Kuraklık sebebiyle Panama Kanalı’ndaki kullanım kısıtlaması, güvenlik sebebiyle Süveyş Kanalı’nın kullanılamaması gibi gelişmeler güncel etkenler arasında yer alıyor. 2024 yılında temel belirleyicilerin ekonomi tabanlı olacağını öngörmek güç değil.

Tedarik zincirindeki kırılmalar artış gösteren navlun ücretleri olarak karşımıza çıkıyor ve bu durum da küresel enflasyonu destekliyor. Bu yıl yeşil lojistik kavramı da gündemimizde olacak. Bir diğer belirleyici unsur verimlilik olacak.

Küresel gelişmeler ışığında lojistik hizmetlerde çeşitlilik öne çıkarken navlun piyasasında durgunluk şu an için uzak bir beklenti. Navlunun seyri krizlere göre değişkenlik gösterebildiği için kriz sonlanmadan navlunların da normal bir seyir izleyeceğini söylemek zor olur. Ancak bu sadece ülkemizde geçerli bir durum değil. Kızıldeniz krizi sonrası navlun piyasasında tüm dünya yüksek bir seyir içerisinde, tabii ki Türkiye olarak biz de bundan etkileniyoruz.

Satın almalar rekabeti bozmamalı

Lojistik sektöründe satın alma ve birleşme süreçlerini nasıl görüyorsunuz?

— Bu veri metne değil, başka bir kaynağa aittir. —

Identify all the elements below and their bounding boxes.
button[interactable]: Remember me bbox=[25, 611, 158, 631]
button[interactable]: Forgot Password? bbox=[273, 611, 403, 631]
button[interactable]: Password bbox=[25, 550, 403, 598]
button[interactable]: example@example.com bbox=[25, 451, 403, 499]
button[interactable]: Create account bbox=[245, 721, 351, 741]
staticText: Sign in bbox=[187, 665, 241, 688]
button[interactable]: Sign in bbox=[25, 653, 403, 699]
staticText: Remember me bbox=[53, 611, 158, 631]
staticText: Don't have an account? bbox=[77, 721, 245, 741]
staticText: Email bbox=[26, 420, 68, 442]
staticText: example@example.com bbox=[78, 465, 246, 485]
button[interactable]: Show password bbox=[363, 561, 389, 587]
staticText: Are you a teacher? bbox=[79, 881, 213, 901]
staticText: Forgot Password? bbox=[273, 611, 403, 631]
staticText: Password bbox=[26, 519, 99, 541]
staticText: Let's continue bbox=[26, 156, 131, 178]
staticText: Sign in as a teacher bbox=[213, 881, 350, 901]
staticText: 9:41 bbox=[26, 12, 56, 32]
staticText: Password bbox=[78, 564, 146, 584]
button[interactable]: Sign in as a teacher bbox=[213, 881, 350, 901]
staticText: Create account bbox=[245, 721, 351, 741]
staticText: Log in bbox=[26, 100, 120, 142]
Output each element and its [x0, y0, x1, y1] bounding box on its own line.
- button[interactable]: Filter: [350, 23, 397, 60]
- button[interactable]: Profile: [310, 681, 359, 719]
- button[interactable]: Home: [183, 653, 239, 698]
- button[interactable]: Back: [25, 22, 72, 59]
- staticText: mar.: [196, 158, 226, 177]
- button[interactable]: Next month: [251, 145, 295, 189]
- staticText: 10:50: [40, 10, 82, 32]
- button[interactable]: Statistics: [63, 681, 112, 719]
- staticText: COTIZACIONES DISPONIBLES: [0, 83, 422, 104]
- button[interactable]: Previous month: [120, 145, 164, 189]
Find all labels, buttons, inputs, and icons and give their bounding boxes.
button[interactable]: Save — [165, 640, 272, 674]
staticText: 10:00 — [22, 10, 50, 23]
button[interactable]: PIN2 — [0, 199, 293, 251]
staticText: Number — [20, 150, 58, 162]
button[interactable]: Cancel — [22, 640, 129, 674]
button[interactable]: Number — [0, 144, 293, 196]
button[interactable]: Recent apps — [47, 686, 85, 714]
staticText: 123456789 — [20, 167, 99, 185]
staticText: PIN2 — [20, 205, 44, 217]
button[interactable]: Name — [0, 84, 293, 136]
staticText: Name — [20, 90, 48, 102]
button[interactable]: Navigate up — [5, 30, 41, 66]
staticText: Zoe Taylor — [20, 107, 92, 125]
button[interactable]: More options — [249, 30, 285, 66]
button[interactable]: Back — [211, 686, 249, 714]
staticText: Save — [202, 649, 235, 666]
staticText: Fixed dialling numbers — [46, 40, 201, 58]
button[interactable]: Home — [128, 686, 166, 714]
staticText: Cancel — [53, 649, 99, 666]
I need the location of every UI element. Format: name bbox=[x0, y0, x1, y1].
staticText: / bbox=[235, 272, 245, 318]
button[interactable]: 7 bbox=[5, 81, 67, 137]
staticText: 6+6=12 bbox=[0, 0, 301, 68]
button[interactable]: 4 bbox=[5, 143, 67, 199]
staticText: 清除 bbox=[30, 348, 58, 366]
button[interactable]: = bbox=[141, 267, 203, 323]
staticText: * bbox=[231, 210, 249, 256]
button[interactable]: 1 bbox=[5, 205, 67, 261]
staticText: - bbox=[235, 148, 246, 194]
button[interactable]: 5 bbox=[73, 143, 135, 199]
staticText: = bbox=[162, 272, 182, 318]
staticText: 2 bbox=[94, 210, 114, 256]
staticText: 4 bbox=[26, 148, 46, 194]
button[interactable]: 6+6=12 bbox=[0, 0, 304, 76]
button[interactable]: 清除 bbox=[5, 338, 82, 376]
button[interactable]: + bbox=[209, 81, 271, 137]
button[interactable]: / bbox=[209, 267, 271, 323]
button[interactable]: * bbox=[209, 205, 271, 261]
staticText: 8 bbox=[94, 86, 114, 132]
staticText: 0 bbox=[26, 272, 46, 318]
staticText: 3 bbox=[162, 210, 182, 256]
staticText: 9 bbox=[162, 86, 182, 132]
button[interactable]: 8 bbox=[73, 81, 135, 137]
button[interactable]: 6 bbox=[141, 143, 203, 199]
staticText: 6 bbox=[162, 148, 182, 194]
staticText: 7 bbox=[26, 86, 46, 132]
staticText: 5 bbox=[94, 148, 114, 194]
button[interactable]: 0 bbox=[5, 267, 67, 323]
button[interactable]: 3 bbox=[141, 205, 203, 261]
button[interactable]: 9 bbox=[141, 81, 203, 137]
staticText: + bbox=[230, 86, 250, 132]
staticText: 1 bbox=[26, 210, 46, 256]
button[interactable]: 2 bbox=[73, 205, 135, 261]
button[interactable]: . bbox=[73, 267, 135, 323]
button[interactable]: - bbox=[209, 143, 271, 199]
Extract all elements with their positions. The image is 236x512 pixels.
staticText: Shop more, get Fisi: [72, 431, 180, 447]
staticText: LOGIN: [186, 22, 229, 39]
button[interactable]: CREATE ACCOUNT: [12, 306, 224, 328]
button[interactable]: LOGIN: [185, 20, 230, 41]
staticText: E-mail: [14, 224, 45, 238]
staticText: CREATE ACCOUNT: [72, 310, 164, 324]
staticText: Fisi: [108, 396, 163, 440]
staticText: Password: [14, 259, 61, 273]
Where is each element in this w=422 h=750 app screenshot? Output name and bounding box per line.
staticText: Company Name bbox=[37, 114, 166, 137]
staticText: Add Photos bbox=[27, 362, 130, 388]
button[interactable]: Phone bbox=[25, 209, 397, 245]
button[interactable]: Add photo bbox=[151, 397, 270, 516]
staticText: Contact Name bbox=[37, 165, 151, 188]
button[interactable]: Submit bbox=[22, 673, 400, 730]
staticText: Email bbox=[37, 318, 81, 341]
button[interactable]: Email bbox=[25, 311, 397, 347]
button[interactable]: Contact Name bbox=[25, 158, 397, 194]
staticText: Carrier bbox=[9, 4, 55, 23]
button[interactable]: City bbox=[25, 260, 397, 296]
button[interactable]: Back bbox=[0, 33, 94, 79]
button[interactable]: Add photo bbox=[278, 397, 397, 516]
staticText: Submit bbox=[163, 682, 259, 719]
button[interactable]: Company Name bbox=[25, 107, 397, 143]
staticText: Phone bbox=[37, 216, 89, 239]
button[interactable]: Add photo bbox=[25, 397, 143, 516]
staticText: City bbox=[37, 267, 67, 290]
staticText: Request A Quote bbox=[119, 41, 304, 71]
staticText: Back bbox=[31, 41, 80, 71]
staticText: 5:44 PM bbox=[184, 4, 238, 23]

 Sektörümüzün gelişmişlik düzeyi ve küresel lojistik bağlantılarımız dış yatırımcılara cazip bir görüntü sergiliyor ve dış yatırımcıların ilgisini çekiyoruz. Satın alma ve birleşmelerin sektörde hâlihazırda yüksek hizmet kalitesini daha üst seviyelere çıkaracağını değerlendirebiliriz. Hassas nokta, satın alma ve birleşmelerin sektörün geneli ya da belli bir bölümü için rekabeti tahrip edici bir etki yaratıp, yaratmadığı.

55 ilde ihracat arttı 55 ilde ihracat arttı

“Orta koridorda potansiyelimizi tam anlamıyla kullanamadık”

Orta Koridor ve Doğu-Batı eksenli lojistik harekette Türkiye’nin önemi ve rolü için değerlendirmeleriniz nelerdir?

Orta koridor transit taşımacılıkta Türkiye için önemli bir rota. Özellikle Rusya-Ukrayna Savaşı sonrası gözler orta koridora çevrilmiş durumdaydı. Ancak çeşitli altyapı eksikleri sebebiyle orta koridorda potansiyelimizi tam anlamıyla kullanabildiğimiz söylenemez. Doğu-Batı ekseninde kesintisiz demiryolu taşımacılığının yapılamıyor oluşu, limanlarımızın demiryolu bağlantılarının eksikliği gibi unsurlar bu durum üzerinde etkili oluyor. Türkiye bu rotada önemli avantaja sahip.

“Doğal afetlere hazırlıkta eksiksiz kurgu çok önemli”

Deprem gibi doğal afetlerde lojistik sektörü ile kamu otoriteleri arasındaki iletişim ve güç birliği için UTİKAD olarak ne tür önerileriniz ve yaklaşımlarınız olabilir?

Geçen yıl UTİKAD olarak üyelerimizle birlikte deprem yardım seferberliğine ilk günden itibaren katkı sunmaya çalıştık. Deprem bölgesine ihtiyaçların taşınması, kurtarma araçlarının bölgeye sevki, yardım malzemelerinin toplanması gibi konularda üyelerimiz büyük bir özveri ile çalıştı. UTİKAD tüm bu planlamalarda Ulaştırma ve Altyapı Bakanlığı, AKOM ve belediyelerle koordinasyon içerisindeydi.

Afet zamanlarının öncesinde kurumların görevlerinin belli olması, ihtiyaçların ve ihtiyaç duyulan lokasyonların anlık olarak bir sistem üzerinden tüm paydaşlar tarafından görüntülenebiliyor olması, belli bölgelerde depolama alanlarının oluşturulması, bu depolarda stokların güncel tutulması, gelen araçlardaki yardım malzemelerinin kontrollü ve hızlı bir şekilde boşaltılması, iletişim kişilerinin önceden belirlenmiş olması gibi hazırlıkların doğru ve eksiksiz bir şekilde kurgulanması oldukça önemli.